Goa Tourism Director Swapnil Naik’s efforts to brand the state as the world’s holiday destination has borne fruit. More than 26.42 lakh domestic and foreign tourists visited Goa in 2010, a 5.6 per cent growth over 2009 figures. In tourism-based small industries, the daily income for employees is around Rs 1,500.
The government’s decision to allow 22 casinos in the state has generated employment for nearly 5,000 people. The casinos give around 1,000 staff a monthly income of Rs 25,000. “Even a Class XII dropout can easily earn Rs 25,000 a month in a casino,” says Shrinivas Nayak, spokesperson for CP Group, the largest casino company in Goa.
During April 2010 to February 2011, 18,555 two-wheelers in the price range of Rs 40,000-50,000 and 6,217 above Rs 50,000 were sold in the state.
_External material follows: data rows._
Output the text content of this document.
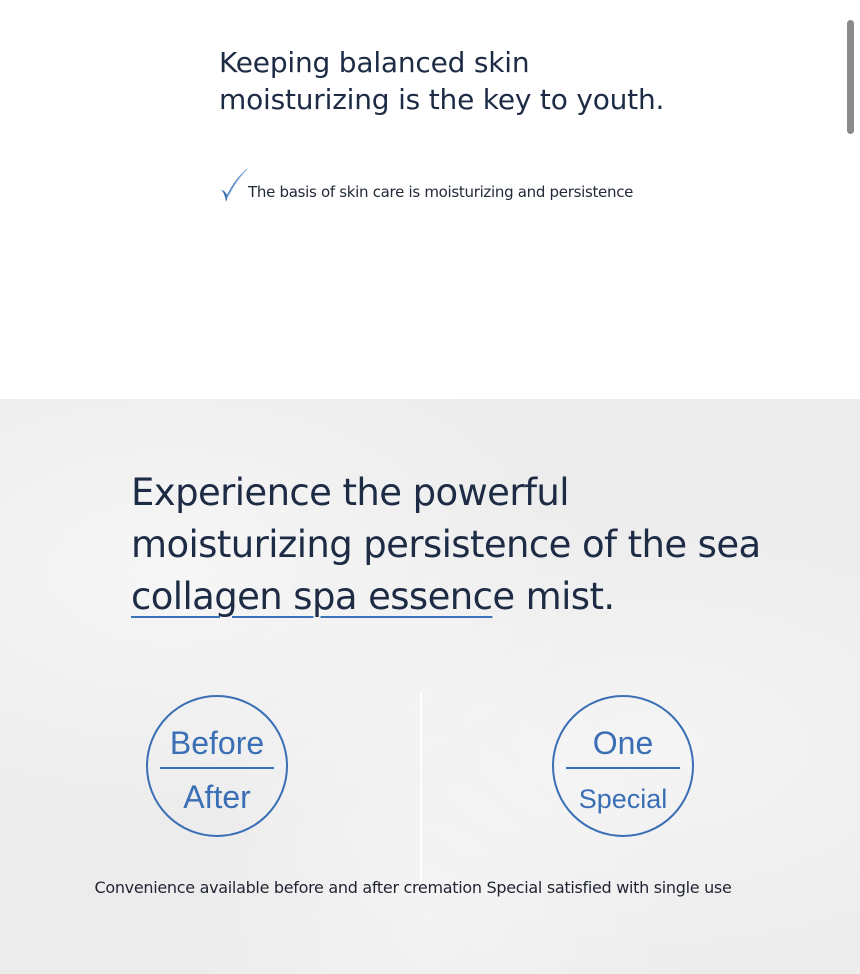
Keeping balanced skin
moisturizing is the key to youth.
The basis of skin care is moisturizing and persistence
Experience the powerful
moisturizing persistence of the sea
collagen spa essence mist.
Before
After
One
Special
Convenience available before and after cremation Special satisfied with single use
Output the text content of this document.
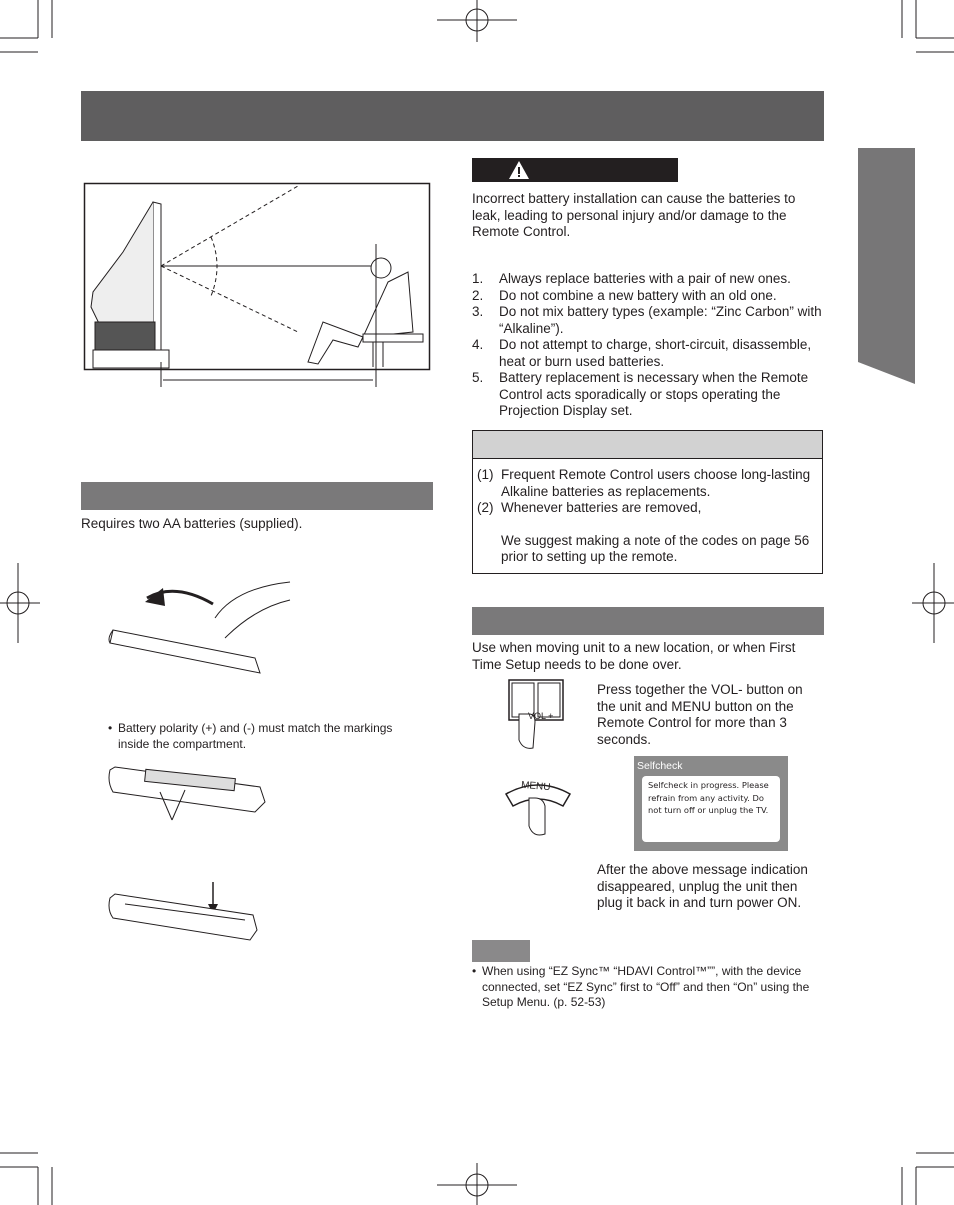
Requires two AA batteries (supplied).
• Battery polarity (+) and (-) must match the markings inside the compartment.
Incorrect battery installation can cause the batteries to leak, leading to personal injury and/or damage to the Remote Control.
1. Always replace batteries with a pair of new ones.
2. Do not combine a new battery with an old one.
3. Do not mix battery types (example: “Zinc Carbon” with “Alkaline”).
4. Do not attempt to charge, short-circuit, disassemble, heat or burn used batteries.
5. Battery replacement is necessary when the Remote Control acts sporadically or stops operating the Projection Display set.
(1) Frequent Remote Control users choose long-lasting Alkaline batteries as replacements.
(2) Whenever batteries are removed,
We suggest making a note of the codes on page 56 prior to setting up the remote.
Use when moving unit to a new location, or when First Time Setup needs to be done over.
VOL +
Press together the VOL- button on the unit and MENU button on the Remote Control for more than 3 seconds.
MENU
Selfcheck
Selfcheck in progress. Please refrain from any activity. Do not turn off or unplug the TV.
After the above message indication disappeared, unplug the unit then plug it back in and turn power ON.
• When using “EZ Sync™ “HDAVI Control™””, with the device connected, set “EZ Sync” first to “Off” and then “On” using the Setup Menu. (p. 52-53)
Also, 7,222 cars ranging between Rs 3 lakh and Rs 5 lakh and 4,907 cars above Rs 5 lakh were sold over the same period. According to the state’s Economic Survey, over 50,000 vehicles get registered every year. On November 30, 2010, the number of vehicles registered in the state was 7,65,588.
Increased earnings have reflected not just in increasing spending but increasing savings too. Not surprisingly, there were 556 banks in Goa on September 30, 2010. That’s one bank branch for every 4,000 people against a national average of one for every 14,000.